Estátua em frente ao Supremo Tribunal Federal: ministro disse que Judiciário é o poder moderador.| Foto: Marcello Casal Jr/Agência Brasil
O
Imperador não fazia ativismo político, não alterava a Constituição, não
inventava leis nem mandava prender, como tuitou o deputado Luiz
Philippe de Orleans e Bragança. Ademais, há registro algum na
Constituição a erigir um poder moderador - como afirmou a presidente da
Comissão de Constituição e Justiça da Câmara, deputada Bia Kicis. O
jurista Ives Gandra Martins, ao interpretar o art. 142 da Constituição,
entende que esse poder é das Forças Armadas, como “garantia dos poderes
constitucionais”.
Não foi um ato falho do ministro Toffoli; afinal, ele
estava falando de Lisboa para o Brasil; mais parece uma proclamação de
que o poder moderador é o Supremo - embora sem apoio na Constituição e
muito menos no voto.
Toffoli também afirmou que o
sistema de governo no Brasil é o semipresidencialismo - embora ele tenha
se referido ao adjetivo semipresidencial.Na terra de Camões poderia
ser mais cuidadoso com a língua.

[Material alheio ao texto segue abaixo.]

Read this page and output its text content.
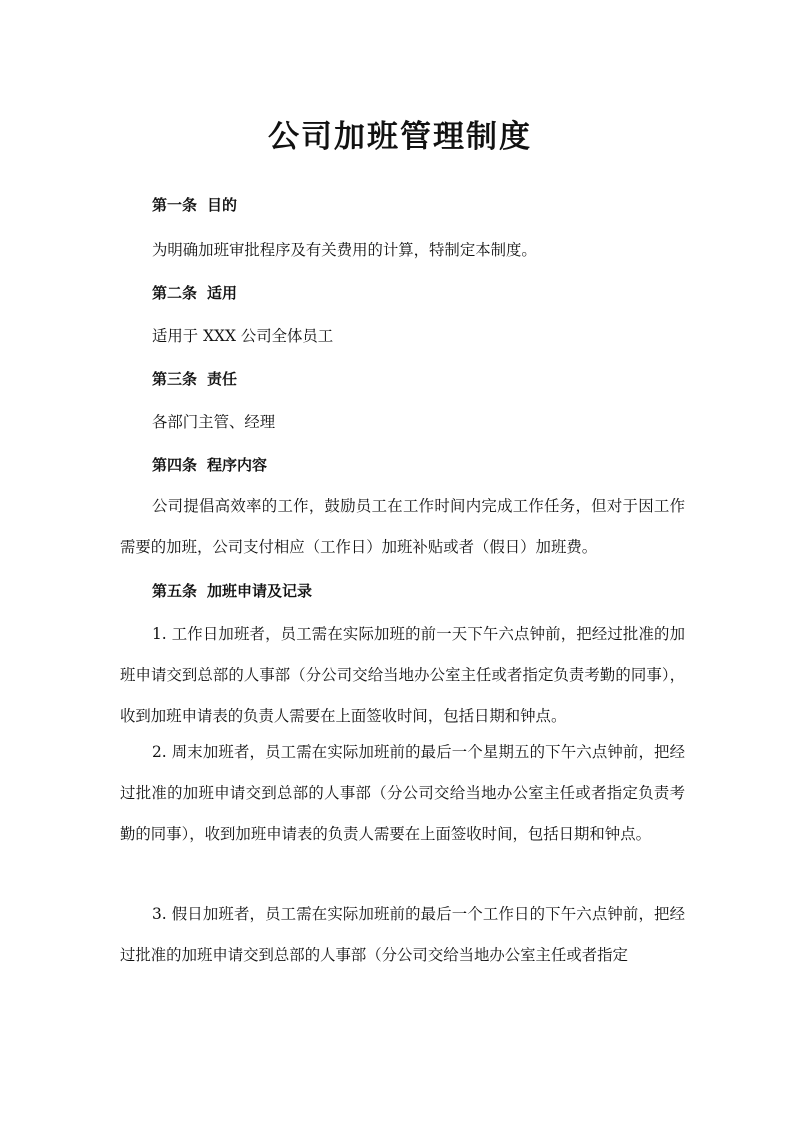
公司加班管理制度
第一条 目的

为明确加班审批程序及有关费用的计算，特制定本制度。

第二条 适用

适用于 XXX 公司全体员工

第三条 责任

各部门主管、经理

第四条 程序内容

公司提倡高效率的工作，鼓励员工在工作时间内完成工作任务，但对于因工作需要的加班，公司支付相应（工作日）加班补贴或者（假日）加班费。

第五条 加班申请及记录

1. 工作日加班者，员工需在实际加班的前一天下午六点钟前，把经过批准的加班申请交到总部的人事部（分公司交给当地办公室主任或者指定负责考勤的同事），收到加班申请表的负责人需要在上面签收时间，包括日期和钟点。

2. 周末加班者，员工需在实际加班前的最后一个星期五的下午六点钟前，把经过批准的加班申请交到总部的人事部（分公司交给当地办公室主任或者指定负责考勤的同事），收到加班申请表的负责人需要在上面签收时间，包括日期和钟点。

3. 假日加班者，员工需在实际加班前的最后一个工作日的下午六点钟前，把经过批准的加班申请交到总部的人事部（分公司交给当地办公室主任或者指定
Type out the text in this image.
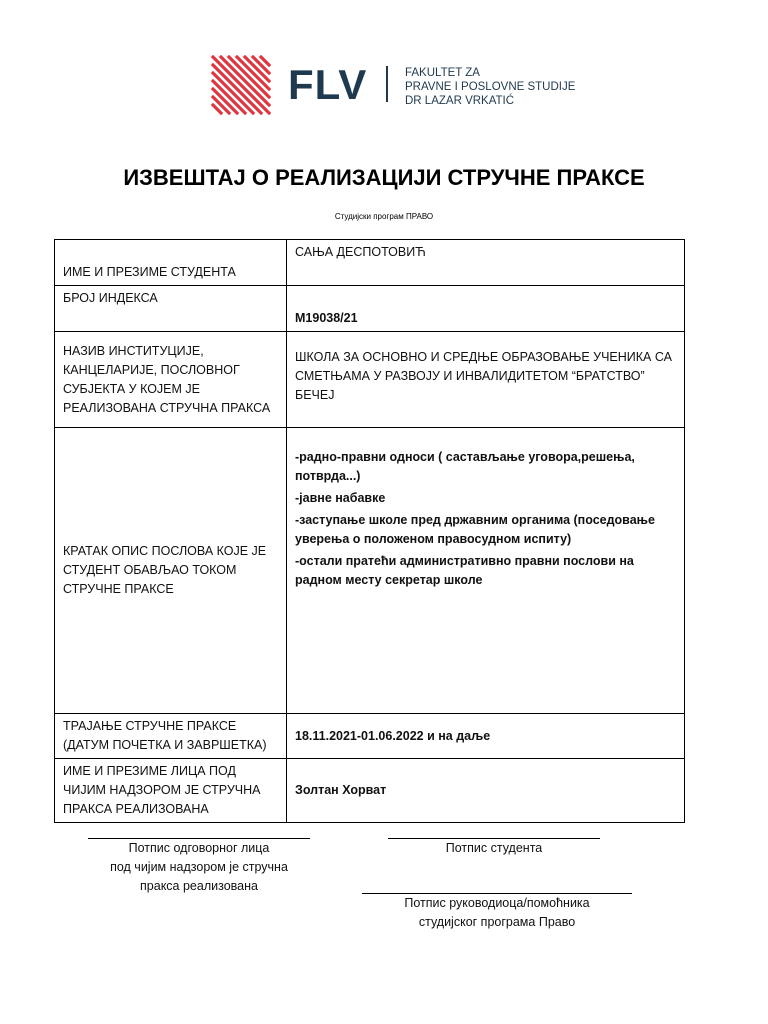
FLV	FAKULTET ZA
PRAVNE I POSLOVNE STUDIJE
DR LAZAR VRKATIĆ
ИЗВЕШТАЈ О РЕАЛИЗАЦИЈИ СТРУЧНЕ ПРАКСЕ
Студијски програм ПРАВО
ИМЕ И ПРЕЗИМЕ СТУДЕНТА	САЊА ДЕСПОТОВИЋ
БРОЈ ИНДЕКСА	M19038/21
НАЗИВ ИНСТИТУЦИЈЕ, КАНЦЕЛАРИЈЕ, ПОСЛОВНОГ СУБЈЕКТА У КОЈЕМ ЈЕ РЕАЛИЗОВАНА СТРУЧНА ПРАКСА	ШКОЛА ЗА ОСНОВНО И СРЕДЊЕ ОБРАЗОВАЊЕ УЧЕНИКА СА СМЕТЊАМА У РАЗВОЈУ И ИНВАЛИДИТЕТОМ “БРАТСТВО” БЕЧЕЈ
КРАТАК ОПИС ПОСЛОВА КОЈЕ ЈЕ СТУДЕНТ ОБАВЉАО ТОКОМ СТРУЧНЕ ПРАКСЕ	-радно-правни односи ( састављање уговора,решења, потврда...)
-јавне набавке
-заступање школе пред државним органима (поседовање уверења о положеном правосудном испиту)
-остали пратећи административно правни послови на радном месту секретар школе

ТРАЈАЊЕ СТРУЧНЕ ПРАКСЕ (ДАТУМ ПОЧЕТКА И ЗАВРШЕТКА)	18.11.2021-01.06.2022 и на даље
ИМЕ И ПРЕЗИМЕ ЛИЦА ПОД ЧИЈИМ НАДЗОРОМ ЈЕ СТРУЧНА ПРАКСА РЕАЛИЗОВАНА	Золтан Хорват
Потпис одговорног лица
под чијим надзором је стручна
пракса реализована
Потпис студента
Потпис руководиоца/помоћника
студијског програма Право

Isso é verdade.
A constituinte que
acompanhei escreveu uma base de sistema parlamentar com uma emenda
presidencial.
E criou o seguinte princípio: o presidente, que tem a
responsabilidade pelo governo, não tem os poderes para governar; o
Congresso, que não tem essa responsabilidade, é que tem esses poderes.
O
presidente Sarney, no dia da promulgação, quando o entrevistei, disse:
“Com esta Constituição, o Brasil fica ingovernável”. Ele foi o primeiro
semipresidente. Nelson Jobim, que foi o relator executivo, me disse que
os constituintes estavam sob a síndrome do autoritarismo, e
enfraqueceram o chefe do Executivo.
É uma agressão à
representatividade do povo, origem do poder,que o exerce diretamente ou
por seus representantes eleitos, como está no primeiro artigo da
Constituição. Ora, hoje, presidentes eleitos com mais da metade dos
votos válidos nomeiam seus auxiliares e tomam decisões administrativas
que têm sido vetadas pelo “poder moderador”.Não custa lembrar que no
referendo pós-constituinte, o sistema presidencial teve 70% dos votos.O
ex-presidente da Câmara Aldo Rebelo, ex-ministro do PT e ex-PCdoB, no
seminário do Instituto Villas-Bôas, que conduzi sexta-feira, pregou um
governo com presidente forte, com democracia“pois o Brasil não aceita
ditadura de ninguém, de patrões ou trabalhadores, de militares ou do
judiciário. Só democracia”.E democracia não comporta imperadores
mandando nos poderes eleitos.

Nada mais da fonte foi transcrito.